South Africa cricket: Not just a 'white sport'?
It takes a certain stubborn devotion to play cricket in Malekutu, an isolated rural village in the hills not far from South Africa's border with Mozambique.
There is no pitch, just a stretch of tattered carpet in the middle of an overgrown football field; tin cans balanced on a cinder block take the place of a wicket, and the locals are hardly enthusiastic.
"Most people here don't like cricket. Black people think this is a white sport. They prefer to watch soccer. I say, 'Come play and I'll teach you.' They refuse. Even this [cricket] World Cup... they prefer to sleep," sighs 16-year-old Mongezi Makoena, a keen batsman.
But for 10 years now, the Malekutu Cricket Academy (MCA) has been obstinately pursuing its dream, of helping to transform the sport from an elite, and still largely white-dominated, affair into something every South African child has the opportunity to try out.
"It's a struggle. Look at these kids, they're small, some are malnourished," says Vusi Mathebula, the founder and coach of the MCA as he breaks from a fairly gruelling training, complete with collective punishments for a dropped catch, with the under 16 team.
Funding is a constant problem. The local authorities have finally provided transport to matches, but years of more extravagant promises of support, including from the national cricketing authorities, have come to nothing.
"They tell us, 'we'll build you a field,' but they've failed us on numerous occasions," says Mr Mathebula.
"We don't have proper equipment, and we don't have a field. There's no structure for these kids to make it.

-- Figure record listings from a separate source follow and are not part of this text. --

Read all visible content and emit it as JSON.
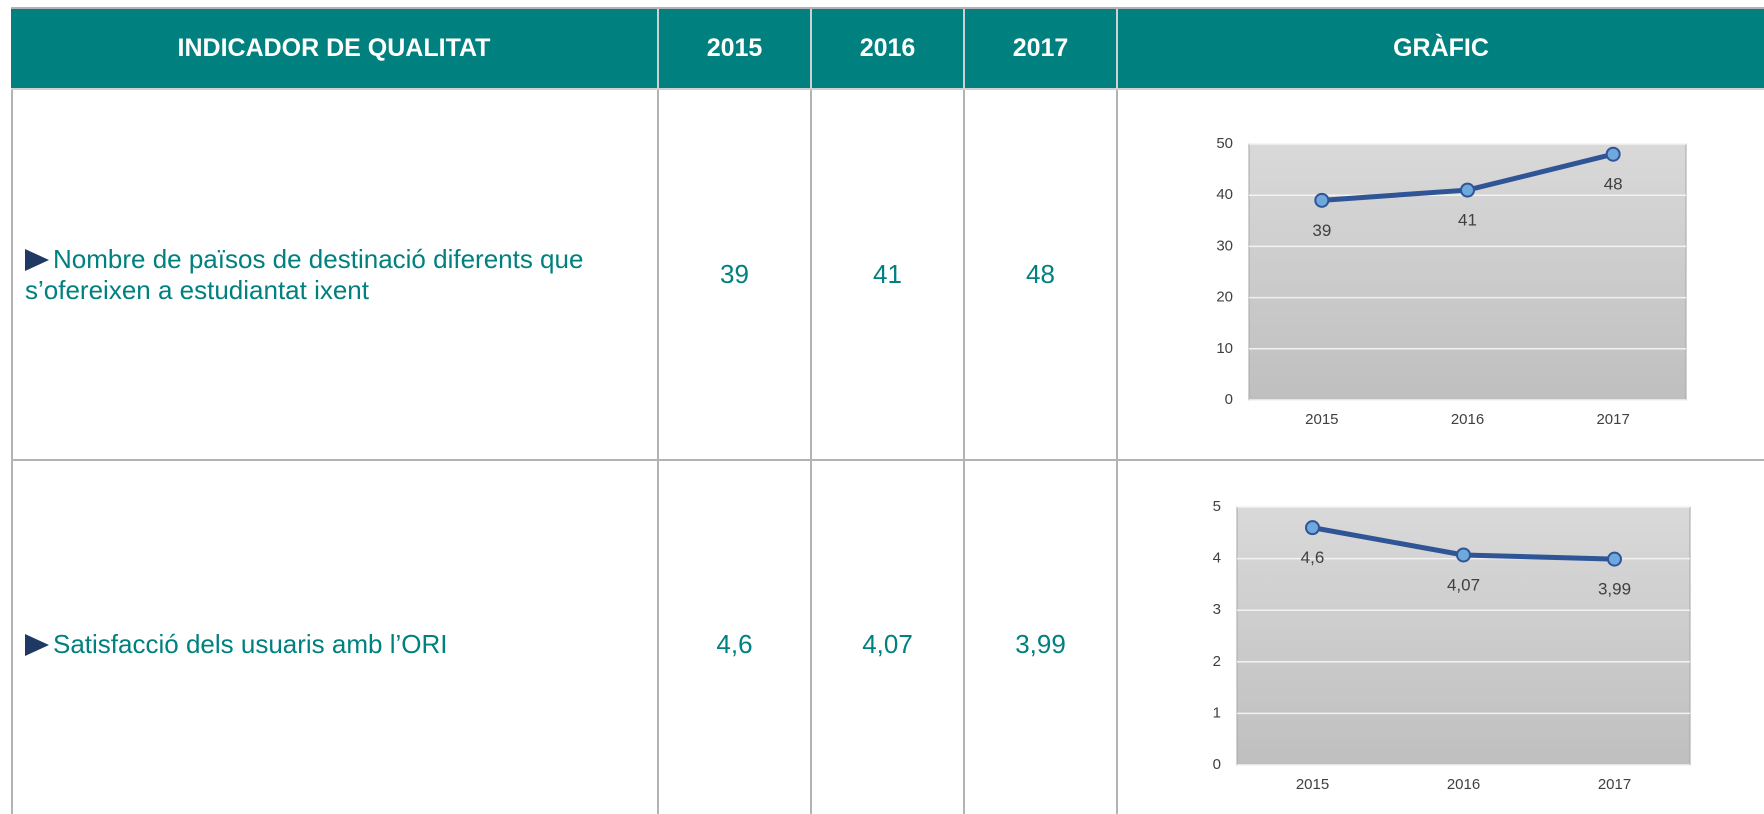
{
  "table": {
    "header": [
      "INDICADOR DE QUALITAT",
      "2015",
      "2016",
      "2017",
      "GRÀFIC"
    ],
    "rows": [
      {
        "label": "Nombre de països de destinació diferents que s’ofereixen a estudiantat ixent",
        "cells": [
          "39",
          "41",
          "48"
        ],
        "chart": {
          "type": "line",
          "categories": [
            "2015",
            "2016",
            "2017"
          ],
          "values": [
            39,
            41,
            48
          ],
          "ylim": [
            0,
            50
          ],
          "yticks": [
            0,
            10,
            20,
            30,
            40,
            50
          ],
          "grid": true,
          "color": "#2f5597"
        }
      },
      {
        "label": "Satisfacció dels usuaris amb l’ORI",
        "cells": [
          "4,6",
          "4,07",
          "3,99"
        ],
        "chart": {
          "type": "line",
          "categories": [
            "2015",
            "2016",
            "2017"
          ],
          "values": [
            4.6,
            4.07,
            3.99
          ],
          "value_labels": [
            "4,6",
            "4,07",
            "3,99"
          ],
          "ylim": [
            0,
            5
          ],
          "yticks": [
            0,
            1,
            2,
            3,
            4,
            5
          ],
          "grid": true,
          "color": "#2f5597"
        }
      }
    ]
  }
}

"It only benefits those kids who go to a private school, or live in town. This is not a white man's sport. If we had the exposure and access to quality facilities, it would be our sport."
Five hours drive away from Malekutu, at the stunning Wanderer's cricket oval in Johannesburg, some of the country's top players are beginning a four-day professional "franchise" match - the Lions against the Dolphins.
A quota system is in force here. There must be at least five non-white players: Indian, mixed-race or black.
"It's necessary... to have quotas," says the Lion's coach Geoffrey Toyana, who still relishes the memory of playing in the 1990s in his home town of Soweto against a touring England side.
But he insists that all the black players in his team got there on merit.
"As a country I think we're moving in the right direction. We need to be patient and get those grass roots levels better," says Mr Toyana.
"The facilities are not up to scratch. I believe if we get the base right in the next three or four years, the top should sort itself out."
But others see quotas, not formally imposed on the national Proteas squad which suffered its heaviest defeat in World Cup history on Sunday, as unhelpful, at best.
"You're either good enough or you're not good enough," says Clive Rice, a former South African captain during the apartheid era.
"Some [of the top-level players] aren't there on merit. They're clearly not good enough to be there and everybody in the country knows that, and the fact that they're still there is a miracle.
"The quota players don't want to be in a team knowing they're a quota player," he says, arguing that it is inevitable that schools with an entrenched cricketing culture are likely to continue producing the strongest players.
Back at Malekutu, the sun is nearly setting over the nearby Kruger National Park, and 16-year-old Mongezi catches a low ball and rolls to the side on the dusty football pitch.
"I love cricket, more than any sport. I've been playing for more than three years. But you should just follow your heart," he says.
"If you love football, play football. If you love cricket, play cricket. If it's rugby, play rugby. This is a free country. This sport is for everyone. Our time will come."